Perubahan nama itu berdasarkan Peraturan Pemerintah Pengganti Undang-Undang No. 19 Tahun 1960 berhubung dengan pembentukan “Perusahaan Sejenis”. Setelah AMPAI bubar (1963-1965) merupakan zaman permulaan runtuhnya perbioskopan di daerah. Akhir 1965 sampai pertengahan 1967 adalah waktu kehancuran total dari penutupan bioskop. Tahun 1968 bioskop yang masih bertahan mulai bisa bernafas karena pasokan film (impor) baru dan dalam jumlah yang banyak. Sampai September 1967 adalah masa emas dari para importir. Hanya dengan wilayah peredaran Jakarta, modal mereka sudah kembali.
Usaha perbioskopan semakin bangkit dengan terbentuknya Direktorat Film di bawah Departemen Penerangan tahun 1966. Sebagai lembaga baru, Direktorat Film belum dapat berbuat banyak sampai akhir 1967. Kran impor dibuka sebagai upaya darurat. Namun tindakan (darurat) pemerintah untuk menghidupkan bioskop itu dicurigai hanya menguntungkan China. Karena 90% bioskop saat itu dimiliki China. Padahal dana impor film tersebut dimanfaatkan untuk memajukan dunia perfilman Indonesia. Setiap judul film impor dikenakan sumbangan.

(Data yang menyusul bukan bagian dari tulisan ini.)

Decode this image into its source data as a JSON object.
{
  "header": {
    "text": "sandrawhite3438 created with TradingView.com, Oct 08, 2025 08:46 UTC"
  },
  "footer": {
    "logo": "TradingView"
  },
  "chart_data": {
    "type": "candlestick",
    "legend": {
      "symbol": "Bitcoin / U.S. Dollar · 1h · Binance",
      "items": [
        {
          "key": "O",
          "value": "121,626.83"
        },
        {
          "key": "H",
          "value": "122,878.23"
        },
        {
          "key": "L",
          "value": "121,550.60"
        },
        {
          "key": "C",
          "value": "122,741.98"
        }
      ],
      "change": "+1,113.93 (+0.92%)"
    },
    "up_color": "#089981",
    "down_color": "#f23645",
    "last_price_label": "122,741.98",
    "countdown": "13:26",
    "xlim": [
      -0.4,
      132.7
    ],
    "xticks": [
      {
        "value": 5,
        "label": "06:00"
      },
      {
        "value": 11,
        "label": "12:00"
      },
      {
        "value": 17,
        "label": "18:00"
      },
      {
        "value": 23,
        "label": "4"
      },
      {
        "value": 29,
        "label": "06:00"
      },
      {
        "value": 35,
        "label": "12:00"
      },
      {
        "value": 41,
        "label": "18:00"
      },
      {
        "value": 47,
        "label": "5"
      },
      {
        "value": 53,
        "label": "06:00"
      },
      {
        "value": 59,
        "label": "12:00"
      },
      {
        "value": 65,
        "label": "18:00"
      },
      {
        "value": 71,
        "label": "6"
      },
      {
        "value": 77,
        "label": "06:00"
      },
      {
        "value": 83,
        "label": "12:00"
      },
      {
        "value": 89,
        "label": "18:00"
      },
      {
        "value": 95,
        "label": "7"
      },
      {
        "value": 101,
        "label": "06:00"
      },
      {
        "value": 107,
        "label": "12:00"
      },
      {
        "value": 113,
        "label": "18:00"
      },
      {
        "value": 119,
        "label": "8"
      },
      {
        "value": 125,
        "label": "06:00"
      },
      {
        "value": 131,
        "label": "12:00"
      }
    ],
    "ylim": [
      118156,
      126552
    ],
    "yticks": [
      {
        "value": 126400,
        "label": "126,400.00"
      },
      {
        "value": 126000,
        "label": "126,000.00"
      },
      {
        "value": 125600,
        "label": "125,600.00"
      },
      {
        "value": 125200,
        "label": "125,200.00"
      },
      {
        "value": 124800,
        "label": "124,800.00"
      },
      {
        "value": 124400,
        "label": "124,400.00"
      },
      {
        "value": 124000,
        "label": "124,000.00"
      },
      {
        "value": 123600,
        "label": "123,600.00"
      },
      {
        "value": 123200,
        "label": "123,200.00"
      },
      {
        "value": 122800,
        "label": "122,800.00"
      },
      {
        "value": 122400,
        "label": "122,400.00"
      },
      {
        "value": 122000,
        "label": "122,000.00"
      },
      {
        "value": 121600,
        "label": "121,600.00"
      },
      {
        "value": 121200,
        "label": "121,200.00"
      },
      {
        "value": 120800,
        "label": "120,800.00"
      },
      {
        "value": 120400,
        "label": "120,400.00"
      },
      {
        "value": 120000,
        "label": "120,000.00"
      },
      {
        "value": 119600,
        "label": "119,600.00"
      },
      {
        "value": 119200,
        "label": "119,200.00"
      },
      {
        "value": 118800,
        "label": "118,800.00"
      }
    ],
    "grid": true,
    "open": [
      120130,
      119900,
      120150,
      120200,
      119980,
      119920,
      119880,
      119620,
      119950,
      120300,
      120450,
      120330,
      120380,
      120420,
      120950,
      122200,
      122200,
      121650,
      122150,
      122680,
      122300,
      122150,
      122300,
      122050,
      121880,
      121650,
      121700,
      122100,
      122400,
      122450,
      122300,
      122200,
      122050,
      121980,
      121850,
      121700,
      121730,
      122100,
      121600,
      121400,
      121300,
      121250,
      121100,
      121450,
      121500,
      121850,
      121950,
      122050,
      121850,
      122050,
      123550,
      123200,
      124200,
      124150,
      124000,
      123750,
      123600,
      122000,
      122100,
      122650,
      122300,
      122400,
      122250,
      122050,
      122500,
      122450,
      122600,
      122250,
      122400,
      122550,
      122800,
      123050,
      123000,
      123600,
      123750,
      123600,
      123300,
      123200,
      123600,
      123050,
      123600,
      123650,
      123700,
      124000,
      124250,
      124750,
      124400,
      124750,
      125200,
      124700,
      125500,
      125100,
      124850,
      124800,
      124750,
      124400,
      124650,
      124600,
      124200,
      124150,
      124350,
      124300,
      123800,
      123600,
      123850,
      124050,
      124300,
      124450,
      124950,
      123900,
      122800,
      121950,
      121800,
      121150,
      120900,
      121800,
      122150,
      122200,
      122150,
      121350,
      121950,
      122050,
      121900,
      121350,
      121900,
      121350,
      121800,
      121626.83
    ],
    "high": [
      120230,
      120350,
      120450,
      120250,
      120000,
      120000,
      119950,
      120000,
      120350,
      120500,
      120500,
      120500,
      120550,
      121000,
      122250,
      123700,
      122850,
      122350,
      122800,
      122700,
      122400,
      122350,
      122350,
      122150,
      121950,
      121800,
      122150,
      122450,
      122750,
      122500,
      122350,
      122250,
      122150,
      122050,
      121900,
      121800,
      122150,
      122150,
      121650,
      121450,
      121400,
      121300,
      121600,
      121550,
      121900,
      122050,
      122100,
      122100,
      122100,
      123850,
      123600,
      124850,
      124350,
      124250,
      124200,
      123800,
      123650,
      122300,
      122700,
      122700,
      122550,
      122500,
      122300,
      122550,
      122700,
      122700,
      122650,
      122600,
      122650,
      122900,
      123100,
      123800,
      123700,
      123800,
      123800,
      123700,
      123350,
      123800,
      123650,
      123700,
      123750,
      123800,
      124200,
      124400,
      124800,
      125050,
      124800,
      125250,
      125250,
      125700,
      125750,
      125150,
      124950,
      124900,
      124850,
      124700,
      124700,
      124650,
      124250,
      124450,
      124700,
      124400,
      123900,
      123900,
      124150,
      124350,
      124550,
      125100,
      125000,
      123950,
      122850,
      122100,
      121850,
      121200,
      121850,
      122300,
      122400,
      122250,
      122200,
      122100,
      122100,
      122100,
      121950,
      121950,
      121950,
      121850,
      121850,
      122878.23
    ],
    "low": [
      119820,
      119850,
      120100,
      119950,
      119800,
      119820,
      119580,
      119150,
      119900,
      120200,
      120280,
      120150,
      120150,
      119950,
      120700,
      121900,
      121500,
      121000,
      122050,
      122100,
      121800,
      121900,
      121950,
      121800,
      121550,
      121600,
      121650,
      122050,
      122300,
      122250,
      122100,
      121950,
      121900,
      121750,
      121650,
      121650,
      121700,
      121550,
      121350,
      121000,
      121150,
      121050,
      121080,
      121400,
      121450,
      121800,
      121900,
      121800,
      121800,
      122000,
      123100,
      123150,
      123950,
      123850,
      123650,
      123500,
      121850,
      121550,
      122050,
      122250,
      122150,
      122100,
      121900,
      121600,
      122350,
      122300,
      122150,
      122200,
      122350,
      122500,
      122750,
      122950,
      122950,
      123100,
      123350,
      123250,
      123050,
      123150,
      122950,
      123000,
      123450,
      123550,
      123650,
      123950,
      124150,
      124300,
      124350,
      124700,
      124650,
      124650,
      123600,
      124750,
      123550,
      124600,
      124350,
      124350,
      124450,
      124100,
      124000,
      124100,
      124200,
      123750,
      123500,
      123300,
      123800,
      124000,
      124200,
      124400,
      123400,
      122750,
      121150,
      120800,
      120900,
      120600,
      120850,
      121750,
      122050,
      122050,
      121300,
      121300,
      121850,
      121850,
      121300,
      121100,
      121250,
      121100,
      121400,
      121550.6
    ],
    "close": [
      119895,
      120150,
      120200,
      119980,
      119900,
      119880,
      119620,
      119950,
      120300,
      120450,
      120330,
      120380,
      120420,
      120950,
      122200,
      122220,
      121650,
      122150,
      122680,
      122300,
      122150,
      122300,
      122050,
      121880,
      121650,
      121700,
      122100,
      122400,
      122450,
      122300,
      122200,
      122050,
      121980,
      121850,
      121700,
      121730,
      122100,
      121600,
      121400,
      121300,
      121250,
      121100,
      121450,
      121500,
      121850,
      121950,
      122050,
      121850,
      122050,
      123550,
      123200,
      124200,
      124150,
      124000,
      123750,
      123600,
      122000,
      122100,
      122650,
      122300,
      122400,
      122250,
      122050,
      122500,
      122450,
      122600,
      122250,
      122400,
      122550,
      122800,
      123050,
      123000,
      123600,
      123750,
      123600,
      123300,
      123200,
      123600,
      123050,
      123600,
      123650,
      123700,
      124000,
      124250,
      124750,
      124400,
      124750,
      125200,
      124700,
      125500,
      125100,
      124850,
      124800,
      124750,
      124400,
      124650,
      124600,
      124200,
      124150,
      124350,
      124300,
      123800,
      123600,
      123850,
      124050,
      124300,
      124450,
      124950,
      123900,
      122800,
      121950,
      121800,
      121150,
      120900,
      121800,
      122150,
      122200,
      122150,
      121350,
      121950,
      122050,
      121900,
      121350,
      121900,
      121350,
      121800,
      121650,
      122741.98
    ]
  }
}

Tahun 1968 didirikan Dewan Produksi Film Nasional (DPFN) yang memberi dampak positif. Antara lain pulihnya kepercayaan penonton. Kemudian timbul kepercayaan untuk berproduksi dan produksi nasional memperoleh contoh dari 4 film yang diproduksi DPFN. Film tersebut adalah, Djampang Mentjari Naga Hitam, Apa Jang Kau Tjari Palupi, Matt Dower dan film Nji Ronggeng.
GPBSI dan Festival Film Indonesia
GPBSI juga ikut berperan dalam kegiatan Festival Film Indonesia (FFI) sejak tahun 1973. Bukan saja dalam penyediaan piala khusus untuk film “terlaris” tetapi juga dalam pelaksanaan FFI bersama dengan 4 organisasi lain yang disebut Panca Tunggal Perfilman (PARFI, KFT, PPFI dan GASFI).
Mulai 1977 piala khusus untuk film laris itu disebut Piala “Antemas.” Mengambil nama seorang tokoh perfilman nasional, H. Antemas, seorang Pancasilais yang berani terang-terangan menentang PKI dengan PAPFIAS-nya. Beliau meninggal secara mendadak pada 21 Desember 1970, saat berlangsung Musyawarah Besar (Kongres) OPS Bioskop Swasta, (19 – 23 Desember 1970). Setelah Kongres tersebut, organisasi bioskop berubah nama menjadi GPBSI.
Bersama Panca Tunggal Perfilman, FFI diadakan tiap tahun dengan tempat berpindah-pindah. Setelah Jakarta (1973), dan Surabaya (1974), pada 1975 berlangsung di Medan. FFI 1975 di Medan bertemakan “Menjadikan Film Nasional Tuan Rumah di Negeri Sendiri’. Usaha lebih konkret untuk mencapai hal itu adalah dikeluarkannya SKB 3 Menteri tertanggal 20 Mei 1975 : SK Menpen No. 49/Kep/75, SK Mendagri No. 88A/75 dan SK Mendikbud No. 096/A/U/75. Dalam SKB tersebut menyebutkan bahwa semua bioskop diwajibkan memutar film nasional minimal 2 (dua) kali setiap bulan.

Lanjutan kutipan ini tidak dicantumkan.